I’m not especially squeamish about blood – I can handle it…unless it’s my own. This basically means that if you split your head open I’ll be able to hold it together and mop up the mess while we get you to a doctor who can stitch you back up again (so long as you’re not puking up from concussion or something…) But I still remember the day my GP handed me my own blood samples to take down to reception and I just about passed out on the spot.
The nurses at the blood donor centre didn’t bat an eyelid at this news. They got my friends to talk to me while they inserted the needle (and because they do this all day every day, they are PROS, unlike some nurses/doctors who are less experienced in the world of phlebotomy). Then continued to get my friends to keep me distracted while they covered my arm in paper towels so I couldn’t see any of my blood. They had also checked to see if seeing other people donating would trouble me and I assured them I’d be fine seeing everyone else. However, had I told them it would, they were ready to put me behind screens so I wouldn’t see any blood at all. And I know that my friend’s husband (who is more terrified of needles and is VERY squeamish) got the screen treatment and thanks to these amazing nurses has given blood several times.

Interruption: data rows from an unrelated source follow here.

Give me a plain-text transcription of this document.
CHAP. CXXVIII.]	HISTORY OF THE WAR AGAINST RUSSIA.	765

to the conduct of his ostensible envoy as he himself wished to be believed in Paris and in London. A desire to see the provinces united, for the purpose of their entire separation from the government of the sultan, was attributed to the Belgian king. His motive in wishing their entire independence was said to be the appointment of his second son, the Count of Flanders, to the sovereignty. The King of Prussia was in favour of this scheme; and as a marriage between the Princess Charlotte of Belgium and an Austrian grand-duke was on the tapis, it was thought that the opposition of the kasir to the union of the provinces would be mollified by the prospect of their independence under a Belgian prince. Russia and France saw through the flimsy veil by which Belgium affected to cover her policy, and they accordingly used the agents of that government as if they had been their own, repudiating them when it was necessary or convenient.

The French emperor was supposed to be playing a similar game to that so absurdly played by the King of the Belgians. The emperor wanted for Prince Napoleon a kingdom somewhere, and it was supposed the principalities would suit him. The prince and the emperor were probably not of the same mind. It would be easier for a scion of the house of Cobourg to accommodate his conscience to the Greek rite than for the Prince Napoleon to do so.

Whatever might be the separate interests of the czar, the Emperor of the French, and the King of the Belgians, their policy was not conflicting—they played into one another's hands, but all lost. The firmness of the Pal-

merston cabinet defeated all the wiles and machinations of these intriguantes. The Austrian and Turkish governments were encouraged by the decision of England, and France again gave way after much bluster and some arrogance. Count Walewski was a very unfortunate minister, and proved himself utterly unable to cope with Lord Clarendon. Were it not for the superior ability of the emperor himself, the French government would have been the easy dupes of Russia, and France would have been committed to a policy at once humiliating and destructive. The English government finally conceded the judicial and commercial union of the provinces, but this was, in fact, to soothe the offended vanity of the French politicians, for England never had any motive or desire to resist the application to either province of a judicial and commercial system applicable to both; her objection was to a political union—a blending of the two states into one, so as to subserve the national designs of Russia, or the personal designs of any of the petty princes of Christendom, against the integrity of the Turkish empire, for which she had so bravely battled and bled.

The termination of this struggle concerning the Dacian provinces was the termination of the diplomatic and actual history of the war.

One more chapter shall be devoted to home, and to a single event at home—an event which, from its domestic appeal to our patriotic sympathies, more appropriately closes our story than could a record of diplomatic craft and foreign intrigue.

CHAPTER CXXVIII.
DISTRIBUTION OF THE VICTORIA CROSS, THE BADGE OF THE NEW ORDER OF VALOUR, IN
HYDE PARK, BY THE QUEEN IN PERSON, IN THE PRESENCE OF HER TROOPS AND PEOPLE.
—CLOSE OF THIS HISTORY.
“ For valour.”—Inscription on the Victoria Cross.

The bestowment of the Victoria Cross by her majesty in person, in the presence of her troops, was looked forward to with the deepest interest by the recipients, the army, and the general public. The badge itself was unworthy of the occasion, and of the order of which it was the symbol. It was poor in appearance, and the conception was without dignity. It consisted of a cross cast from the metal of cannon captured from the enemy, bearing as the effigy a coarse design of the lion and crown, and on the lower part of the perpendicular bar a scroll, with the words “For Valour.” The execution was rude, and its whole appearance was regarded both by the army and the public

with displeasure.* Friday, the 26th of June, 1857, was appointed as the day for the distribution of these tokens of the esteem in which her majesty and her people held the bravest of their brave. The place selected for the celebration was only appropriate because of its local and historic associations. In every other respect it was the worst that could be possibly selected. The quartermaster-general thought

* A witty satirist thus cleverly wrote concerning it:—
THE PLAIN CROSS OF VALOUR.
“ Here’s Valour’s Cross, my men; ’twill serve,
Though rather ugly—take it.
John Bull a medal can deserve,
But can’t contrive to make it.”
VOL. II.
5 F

Unfortunately, halfway through my blood just well…stopped! The nurses did everything they could to help me donate a full pint but eventually they had to tell me it was no use.
I was absolutely fine. I didn’t feel weird. I was just really disappointed.
The next three times I tried though, it became clear that due to my lack of blood pressure my body just couldn’t give a pint of blood. The nurses looked at me sympathetically and told me I should stop coming back.
They still gave me chocolate biscuits and juice each time to thank me for trying.
It makes me sad that I can’t give blood, because I really want to be able to. Plus, giving blood really has taken away my fear of needles. I mean I’m not like a fan, but I can now happily go into my practise nurse for blood tests, injections and vaccinations and as long as I don’t see anything: we’re all good.
So. All this to say please go – take a friend to be with you if need be – and try to donate blood! It is so needed. You can see here the current stock levels in Scotland.
I know that in the USA, the Red Cross have some fantastic blood donor centers (note my Americaneze spelling of ‘centre’ there!) and I’m sure there are loads of places to give blood in other countries too.
By giving blood today, you could be helping prolong or even save someone’s life tomorrow.
Why wouldn’t you want to be that kind of superhero?!
*No I’m not telling you how, because I do not condone my behaviour. Plus I risked missing my final year of university after contracting mumps due to not being vaccinated against it. This was partly my Mum’s fault for telling me I had been vaccinated as a baby and also Andrew Wakefield’s for making up data that scared many people out of allowing their children to have the MMR vaccine. Thanks Andrew. Not. Oh, and BMJ I’m also going to include you in this because if a 3rd year Health Science undergrad can tell a study is dodgy, who the heck peer reviewed his and didn’t pick up on it?! Ok. I’m stepping off my soapbox and ending this tangent now.